Note: My new e-handbook Customer Experience Improvement Momentum includes techniques and tools for each of these 5 keys to employee engagement.

Lynn Hunsaker

Lynn Hunsaker is 1 of 5 CustomerThink Hall of Fame authors. She built CX maturity via customer experience, strategic planning, quality, and marketing roles at Applied Materials and Sonoco. She was a CXPA board member and SVAMA president, taught 25 college courses, and authored 6 CXM studies and many CXM handbooks and courses. Her specialties are B2B, silos, customer-centric business and marketing, engaging C-Suite and non-customer-facing groups in CX, leading indicators, ROI, maturity. CX leaders in 50+ countries benefit from her self-paced e-consulting: Masterminds, Value Exchange, and more.

2 COMMENTS

  1. CEM hasn’t evolved into a way to see the complete customer experience and is still mostly focused on agent-to-customer interactions. In order to see the entire cross-channel experience enterprises need to look beyond the contact center and try to analyze every interactions at every touch-point. This is what ClickFox CEA (Customer Experience Analytics) does.

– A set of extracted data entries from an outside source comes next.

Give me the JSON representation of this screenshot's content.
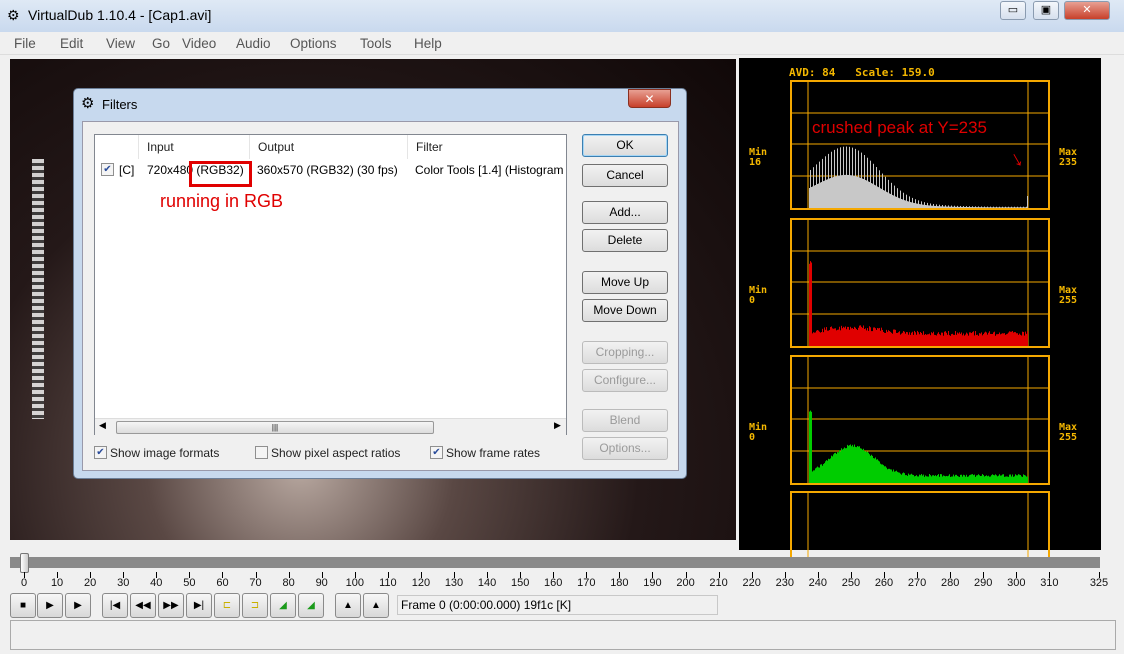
{
  "window": {
    "title": "VirtualDub 1.10.4 - [Cap1.avi]",
    "minimize": "▭",
    "restore": "▣",
    "close": "✕"
  },
  "menu": [
    "File",
    "Edit",
    "View",
    "Go",
    "Video",
    "Audio",
    "Options",
    "Tools",
    "Help"
  ],
  "histogram": {
    "header": "AVD: 84   Scale: 159.0",
    "panels": [
      {
        "min_label": "Min",
        "min": "16",
        "max_label": "Max",
        "max": "235",
        "color": "#c8c8c8"
      },
      {
        "min_label": "Min",
        "min": "0",
        "max_label": "Max",
        "max": "255",
        "color": "#e00000"
      },
      {
        "min_label": "Min",
        "min": "0",
        "max_label": "Max",
        "max": "255",
        "color": "#00cc00"
      }
    ],
    "annotation": "crushed peak at Y=235",
    "accent": "#f5a800"
  },
  "dialog": {
    "title": "Filters",
    "close": "✕",
    "columns": [
      "Input",
      "Output",
      "Filter"
    ],
    "rows": [
      {
        "checked": true,
        "flag": "[C]",
        "input": "720x480 (RGB32)",
        "output": "360x570 (RGB32) (30 fps)",
        "filter": "Color Tools [1.4] (Histogram"
      }
    ],
    "annotation": "running in RGB",
    "buttons": {
      "ok": "OK",
      "cancel": "Cancel",
      "add": "Add...",
      "delete": "Delete",
      "move_up": "Move Up",
      "move_down": "Move Down",
      "cropping": "Cropping...",
      "configure": "Configure...",
      "blend": "Blend",
      "options": "Options..."
    },
    "checkboxes": [
      {
        "label": "Show image formats",
        "checked": true
      },
      {
        "label": "Show pixel aspect ratios",
        "checked": false
      },
      {
        "label": "Show frame rates",
        "checked": true
      }
    ]
  },
  "timeline": {
    "min": 0,
    "max": 325,
    "position": 0,
    "labels": [
      "0",
      "10",
      "20",
      "30",
      "40",
      "50",
      "60",
      "70",
      "80",
      "90",
      "100",
      "110",
      "120",
      "130",
      "140",
      "150",
      "160",
      "170",
      "180",
      "190",
      "200",
      "210",
      "220",
      "230",
      "240",
      "250",
      "260",
      "270",
      "280",
      "290",
      "300",
      "310",
      "325"
    ]
  },
  "status": {
    "frame": "Frame 0 (0:00:00.000) 19f1c [K]"
  }
}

  2. Thanks for your comment; yes, it’s rare for a company to be aware of the full customer experience, and even less common for the full spectrum of customer experience to be proactively managed. Analytic tools are certainly useful toward systems thinking. Otherwise, like a bump in a rug, progress in one area may unexpectedly sub-optimize another area. That’s why I decided to write an e-handbook with practical templates and step-by-step guidelines for holistic customer experience management. I’d be interested to hear about companies that are already mastering these best practices.